Scleral lenses are a hot topic. Because scleral lenses are designed to fit the sclera and completely vault the cornea, it takes the irregular corneal surface out of the picture. Even on a patient with keratometry readings over 70D, you’ll have a contact lens that is stable and fits comfortably. But what happens when the sclera is not regular?

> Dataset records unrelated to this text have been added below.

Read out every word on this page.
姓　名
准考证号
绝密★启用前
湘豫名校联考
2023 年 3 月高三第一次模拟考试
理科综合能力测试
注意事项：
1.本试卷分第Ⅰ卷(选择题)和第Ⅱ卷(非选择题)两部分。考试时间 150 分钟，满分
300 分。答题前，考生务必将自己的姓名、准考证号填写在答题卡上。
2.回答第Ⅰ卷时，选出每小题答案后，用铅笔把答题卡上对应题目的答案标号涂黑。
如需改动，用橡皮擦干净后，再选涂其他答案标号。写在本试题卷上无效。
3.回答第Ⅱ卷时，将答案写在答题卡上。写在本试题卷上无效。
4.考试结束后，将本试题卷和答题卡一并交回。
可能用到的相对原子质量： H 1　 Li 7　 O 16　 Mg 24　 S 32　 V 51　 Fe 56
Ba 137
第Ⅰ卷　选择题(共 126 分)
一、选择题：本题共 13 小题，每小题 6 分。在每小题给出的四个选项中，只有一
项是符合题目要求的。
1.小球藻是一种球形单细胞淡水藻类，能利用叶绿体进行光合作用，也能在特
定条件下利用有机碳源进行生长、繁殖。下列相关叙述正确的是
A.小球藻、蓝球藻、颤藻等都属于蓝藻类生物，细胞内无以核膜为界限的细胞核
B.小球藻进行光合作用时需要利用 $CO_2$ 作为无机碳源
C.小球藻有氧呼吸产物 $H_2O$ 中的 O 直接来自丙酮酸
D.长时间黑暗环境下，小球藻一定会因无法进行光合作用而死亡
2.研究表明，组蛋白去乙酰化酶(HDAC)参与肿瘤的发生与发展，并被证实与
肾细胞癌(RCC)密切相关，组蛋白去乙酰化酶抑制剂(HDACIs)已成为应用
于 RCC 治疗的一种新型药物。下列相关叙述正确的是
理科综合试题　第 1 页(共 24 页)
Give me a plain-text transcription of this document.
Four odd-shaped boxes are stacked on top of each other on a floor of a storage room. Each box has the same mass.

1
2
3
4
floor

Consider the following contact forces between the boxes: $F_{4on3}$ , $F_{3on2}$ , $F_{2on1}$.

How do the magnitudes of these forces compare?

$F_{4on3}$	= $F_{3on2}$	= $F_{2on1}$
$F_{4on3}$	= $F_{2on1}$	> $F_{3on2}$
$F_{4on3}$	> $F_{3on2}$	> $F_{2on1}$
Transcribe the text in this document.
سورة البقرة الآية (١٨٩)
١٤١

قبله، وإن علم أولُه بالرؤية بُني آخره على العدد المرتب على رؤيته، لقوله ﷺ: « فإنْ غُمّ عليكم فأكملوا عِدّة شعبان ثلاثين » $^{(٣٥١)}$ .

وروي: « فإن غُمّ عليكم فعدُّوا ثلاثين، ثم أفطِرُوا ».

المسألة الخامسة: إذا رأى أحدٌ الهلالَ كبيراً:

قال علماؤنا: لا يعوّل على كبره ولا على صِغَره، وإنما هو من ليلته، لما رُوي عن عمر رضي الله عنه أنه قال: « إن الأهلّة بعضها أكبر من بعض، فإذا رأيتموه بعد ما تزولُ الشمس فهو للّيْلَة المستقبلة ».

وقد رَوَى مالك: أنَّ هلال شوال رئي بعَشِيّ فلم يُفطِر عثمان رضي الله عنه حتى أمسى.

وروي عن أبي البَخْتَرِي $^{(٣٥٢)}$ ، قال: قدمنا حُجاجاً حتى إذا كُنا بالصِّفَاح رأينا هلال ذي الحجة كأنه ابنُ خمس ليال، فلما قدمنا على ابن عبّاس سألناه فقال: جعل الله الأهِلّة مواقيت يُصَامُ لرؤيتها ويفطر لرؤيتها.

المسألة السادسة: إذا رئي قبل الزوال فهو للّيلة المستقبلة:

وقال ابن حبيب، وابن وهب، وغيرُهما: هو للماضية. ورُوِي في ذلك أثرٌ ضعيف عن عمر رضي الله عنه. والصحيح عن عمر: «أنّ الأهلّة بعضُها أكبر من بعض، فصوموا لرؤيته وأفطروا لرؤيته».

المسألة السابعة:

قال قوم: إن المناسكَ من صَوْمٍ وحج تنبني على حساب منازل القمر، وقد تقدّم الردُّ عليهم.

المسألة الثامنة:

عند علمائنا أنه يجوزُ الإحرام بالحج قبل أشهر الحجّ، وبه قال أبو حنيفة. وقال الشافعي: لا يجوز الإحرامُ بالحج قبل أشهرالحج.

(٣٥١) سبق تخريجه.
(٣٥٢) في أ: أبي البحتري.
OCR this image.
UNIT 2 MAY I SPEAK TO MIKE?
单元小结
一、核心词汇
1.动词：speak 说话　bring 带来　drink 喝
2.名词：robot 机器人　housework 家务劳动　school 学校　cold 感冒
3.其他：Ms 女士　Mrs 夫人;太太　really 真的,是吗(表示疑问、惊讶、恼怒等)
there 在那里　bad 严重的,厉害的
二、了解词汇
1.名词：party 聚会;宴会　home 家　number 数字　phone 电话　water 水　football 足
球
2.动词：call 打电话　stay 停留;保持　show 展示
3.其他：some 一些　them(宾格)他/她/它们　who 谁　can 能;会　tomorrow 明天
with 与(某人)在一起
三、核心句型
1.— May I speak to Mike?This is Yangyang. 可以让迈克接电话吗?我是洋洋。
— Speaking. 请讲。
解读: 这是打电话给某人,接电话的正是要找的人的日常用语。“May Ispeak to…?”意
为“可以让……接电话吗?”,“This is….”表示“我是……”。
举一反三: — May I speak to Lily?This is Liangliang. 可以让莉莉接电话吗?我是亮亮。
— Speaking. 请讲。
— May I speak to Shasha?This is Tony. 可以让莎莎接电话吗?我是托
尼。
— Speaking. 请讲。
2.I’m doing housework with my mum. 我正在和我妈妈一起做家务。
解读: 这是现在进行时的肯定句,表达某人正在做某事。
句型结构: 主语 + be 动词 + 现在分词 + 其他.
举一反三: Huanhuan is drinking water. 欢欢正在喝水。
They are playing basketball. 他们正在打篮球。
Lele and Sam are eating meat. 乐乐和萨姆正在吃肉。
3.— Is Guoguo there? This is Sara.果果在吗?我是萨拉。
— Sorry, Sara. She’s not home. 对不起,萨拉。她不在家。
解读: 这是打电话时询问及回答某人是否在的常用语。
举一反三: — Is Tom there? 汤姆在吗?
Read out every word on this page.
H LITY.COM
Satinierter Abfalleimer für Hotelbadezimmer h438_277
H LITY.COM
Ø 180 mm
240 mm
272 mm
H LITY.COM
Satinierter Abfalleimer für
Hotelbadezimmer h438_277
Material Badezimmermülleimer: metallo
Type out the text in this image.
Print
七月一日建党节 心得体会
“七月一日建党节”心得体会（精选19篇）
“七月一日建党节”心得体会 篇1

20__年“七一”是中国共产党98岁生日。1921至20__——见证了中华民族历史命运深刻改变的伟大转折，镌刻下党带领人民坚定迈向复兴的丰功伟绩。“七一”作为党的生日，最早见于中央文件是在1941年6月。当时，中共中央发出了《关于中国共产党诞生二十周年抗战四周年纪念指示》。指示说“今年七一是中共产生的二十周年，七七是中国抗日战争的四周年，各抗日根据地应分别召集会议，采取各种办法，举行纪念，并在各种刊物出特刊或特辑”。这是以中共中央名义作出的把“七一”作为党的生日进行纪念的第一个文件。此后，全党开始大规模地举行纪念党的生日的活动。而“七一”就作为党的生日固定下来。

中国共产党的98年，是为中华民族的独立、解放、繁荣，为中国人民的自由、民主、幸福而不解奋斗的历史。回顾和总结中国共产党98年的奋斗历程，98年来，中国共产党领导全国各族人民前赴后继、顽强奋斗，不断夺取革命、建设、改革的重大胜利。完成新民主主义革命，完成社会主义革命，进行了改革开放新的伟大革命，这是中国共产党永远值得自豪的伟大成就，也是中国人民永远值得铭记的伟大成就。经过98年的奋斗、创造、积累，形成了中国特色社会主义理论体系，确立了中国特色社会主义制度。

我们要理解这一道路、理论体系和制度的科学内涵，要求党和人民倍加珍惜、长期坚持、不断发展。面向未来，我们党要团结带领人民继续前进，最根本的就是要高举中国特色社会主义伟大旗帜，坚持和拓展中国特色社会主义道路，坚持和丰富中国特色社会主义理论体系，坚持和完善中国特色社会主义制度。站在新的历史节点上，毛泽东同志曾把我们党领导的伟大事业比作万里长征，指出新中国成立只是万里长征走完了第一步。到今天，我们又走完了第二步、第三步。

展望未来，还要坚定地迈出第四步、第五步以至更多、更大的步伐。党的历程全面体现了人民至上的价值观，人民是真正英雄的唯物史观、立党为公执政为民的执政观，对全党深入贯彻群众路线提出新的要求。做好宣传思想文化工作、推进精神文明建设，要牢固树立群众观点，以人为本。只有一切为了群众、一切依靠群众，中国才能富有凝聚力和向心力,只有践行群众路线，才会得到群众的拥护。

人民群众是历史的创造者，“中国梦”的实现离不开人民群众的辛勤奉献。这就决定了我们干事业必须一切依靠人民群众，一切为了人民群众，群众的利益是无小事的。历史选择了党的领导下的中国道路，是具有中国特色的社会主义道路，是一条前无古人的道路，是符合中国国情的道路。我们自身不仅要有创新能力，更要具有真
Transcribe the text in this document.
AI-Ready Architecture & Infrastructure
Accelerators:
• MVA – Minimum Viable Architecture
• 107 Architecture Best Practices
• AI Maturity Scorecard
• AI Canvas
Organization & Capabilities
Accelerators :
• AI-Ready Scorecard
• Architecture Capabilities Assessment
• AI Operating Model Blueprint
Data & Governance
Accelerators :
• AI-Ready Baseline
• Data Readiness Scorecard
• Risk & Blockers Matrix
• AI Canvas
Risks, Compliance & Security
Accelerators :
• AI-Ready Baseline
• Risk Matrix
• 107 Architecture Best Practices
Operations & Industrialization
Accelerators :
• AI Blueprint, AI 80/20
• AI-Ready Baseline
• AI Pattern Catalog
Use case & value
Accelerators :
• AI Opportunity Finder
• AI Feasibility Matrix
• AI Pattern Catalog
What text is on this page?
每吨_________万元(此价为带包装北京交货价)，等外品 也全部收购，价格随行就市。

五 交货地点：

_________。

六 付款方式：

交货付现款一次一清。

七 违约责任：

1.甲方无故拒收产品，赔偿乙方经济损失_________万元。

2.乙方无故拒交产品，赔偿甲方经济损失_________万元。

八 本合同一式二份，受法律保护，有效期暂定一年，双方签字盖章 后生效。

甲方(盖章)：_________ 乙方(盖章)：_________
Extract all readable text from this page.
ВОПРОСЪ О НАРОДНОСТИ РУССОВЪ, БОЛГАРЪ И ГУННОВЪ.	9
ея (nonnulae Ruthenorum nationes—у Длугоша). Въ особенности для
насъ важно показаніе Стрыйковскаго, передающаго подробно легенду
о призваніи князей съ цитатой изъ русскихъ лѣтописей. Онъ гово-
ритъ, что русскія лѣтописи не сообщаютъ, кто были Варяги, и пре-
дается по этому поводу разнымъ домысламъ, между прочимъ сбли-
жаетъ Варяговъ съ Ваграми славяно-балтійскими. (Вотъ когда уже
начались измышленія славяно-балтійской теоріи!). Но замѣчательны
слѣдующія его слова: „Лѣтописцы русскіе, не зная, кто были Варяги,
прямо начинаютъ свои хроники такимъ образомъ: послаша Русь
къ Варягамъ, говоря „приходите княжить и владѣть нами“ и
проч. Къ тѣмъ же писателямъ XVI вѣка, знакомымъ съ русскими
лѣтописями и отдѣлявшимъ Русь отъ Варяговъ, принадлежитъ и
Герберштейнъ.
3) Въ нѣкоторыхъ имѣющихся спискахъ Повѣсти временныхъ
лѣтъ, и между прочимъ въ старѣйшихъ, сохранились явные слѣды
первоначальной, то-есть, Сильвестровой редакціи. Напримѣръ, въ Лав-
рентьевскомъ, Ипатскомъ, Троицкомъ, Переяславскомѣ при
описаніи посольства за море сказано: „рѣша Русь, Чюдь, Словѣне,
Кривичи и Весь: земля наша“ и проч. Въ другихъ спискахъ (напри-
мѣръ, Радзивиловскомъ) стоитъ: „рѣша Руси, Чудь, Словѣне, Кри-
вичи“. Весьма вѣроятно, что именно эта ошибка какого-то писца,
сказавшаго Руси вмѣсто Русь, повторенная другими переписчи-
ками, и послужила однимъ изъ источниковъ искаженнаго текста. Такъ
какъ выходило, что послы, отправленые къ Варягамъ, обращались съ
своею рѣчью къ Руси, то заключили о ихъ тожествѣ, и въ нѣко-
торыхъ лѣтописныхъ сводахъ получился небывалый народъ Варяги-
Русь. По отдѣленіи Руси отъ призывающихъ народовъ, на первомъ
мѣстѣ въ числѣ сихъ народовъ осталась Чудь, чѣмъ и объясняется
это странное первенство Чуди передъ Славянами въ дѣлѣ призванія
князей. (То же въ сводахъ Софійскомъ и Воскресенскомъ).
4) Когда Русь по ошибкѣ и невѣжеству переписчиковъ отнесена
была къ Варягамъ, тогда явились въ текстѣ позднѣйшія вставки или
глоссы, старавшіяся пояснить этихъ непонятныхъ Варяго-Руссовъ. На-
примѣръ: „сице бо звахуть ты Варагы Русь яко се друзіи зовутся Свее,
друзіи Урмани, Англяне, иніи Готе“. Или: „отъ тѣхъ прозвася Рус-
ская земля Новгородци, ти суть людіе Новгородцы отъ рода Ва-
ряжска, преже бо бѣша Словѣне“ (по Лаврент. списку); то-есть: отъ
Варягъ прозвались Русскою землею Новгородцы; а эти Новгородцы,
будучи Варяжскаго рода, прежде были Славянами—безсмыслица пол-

Eye care practitioners see scleral and conjunctival anomalies during primary care evaluations everyday. A pinguecula is the most common irregularity encountered during a scleral lens fit. Patients typically report that their eyes get very red in the sector of the pinguecula after several hours of lens wear. The compression of the vasculature under the lens during wear causes congestion of the surrounding blood vessels. The eye stays injected after removing the lens until the congestion of blood has regulated itself.

Case Report
A 52-year-old Hispanic male was diagnosed with pellucid marginal degeneration two years prior and was unable to achieve a satisfactory corneal gas permeable contact lens fit. His GP lens was an intralimbal design, but lacked sufficient movement. He was very comfortable in his soft toric contact lenses, but his vision was unsatisfactory. He was referred for a scleral GP lens fitting.

1. Mechanical irritation on a pinguecula induced by a scleral contact lens.
The scleral lenses provided great comfort and vision, but he complained of chronic redness in the nasal conjunctiva of both eyes. Upon examination, it was evident that the redness was caused by vascular congestion from the scleral lens on his nasal pingueculae.

We first attempted some minor changes to relieve the irritation. We ordered the scleral lenses in a smaller overall diameter in an effort to land the scleral lens inside the pinguecula. While this eliminated some of the vascular congestion, the lens was now mechanically irritating the pinguecula (figure 1).

Next, we attempted to vault over the pinguecula with the scleral lens, which relieved some of the irritation, but the lens was difficult for the patient to insert and remove correctly (figure 2).

After failing to resolve the redness, my lab consultant suggested notching around the heaped tissue. A notch in a scleral lens can be effective in eliminating conjunctival irritation from the overlying contact lens by contouring around scleral irregularities.

There are several ways to measure and order a notch in a scleral contact lens. One way to begin is to simply dot the lens with a marker around the scleral irregularity while the patient is wearing the lens. After the lens is removed, measure the height and width of the dotted area.

2. Incorrect application of a scleral lens leading to a bubble within the corneal chamber.
Another way is to use a parallel-piped light beam in the slit lamp and measure the height and width of the pinguecula under the contact lens.
For insertion, instruct the patient to apply the lens with the notch in the corresponding quadrant, and it will settle into place. Patients will notice improved comfort and cosmesis, leading to a longer wearing time. Our patient immediately noticed improved comfort and cosmesis (figure 3).

3. A notched scleral contact lens with improved fit and appearance.
With all of the customizable options available for scleral lenses, patients with specialized vision needs no longer have to settle for a lens that just “gets them through the day.” Notching a lens to improve scleral contour is one way to customize a scleral lens for your already unique patient.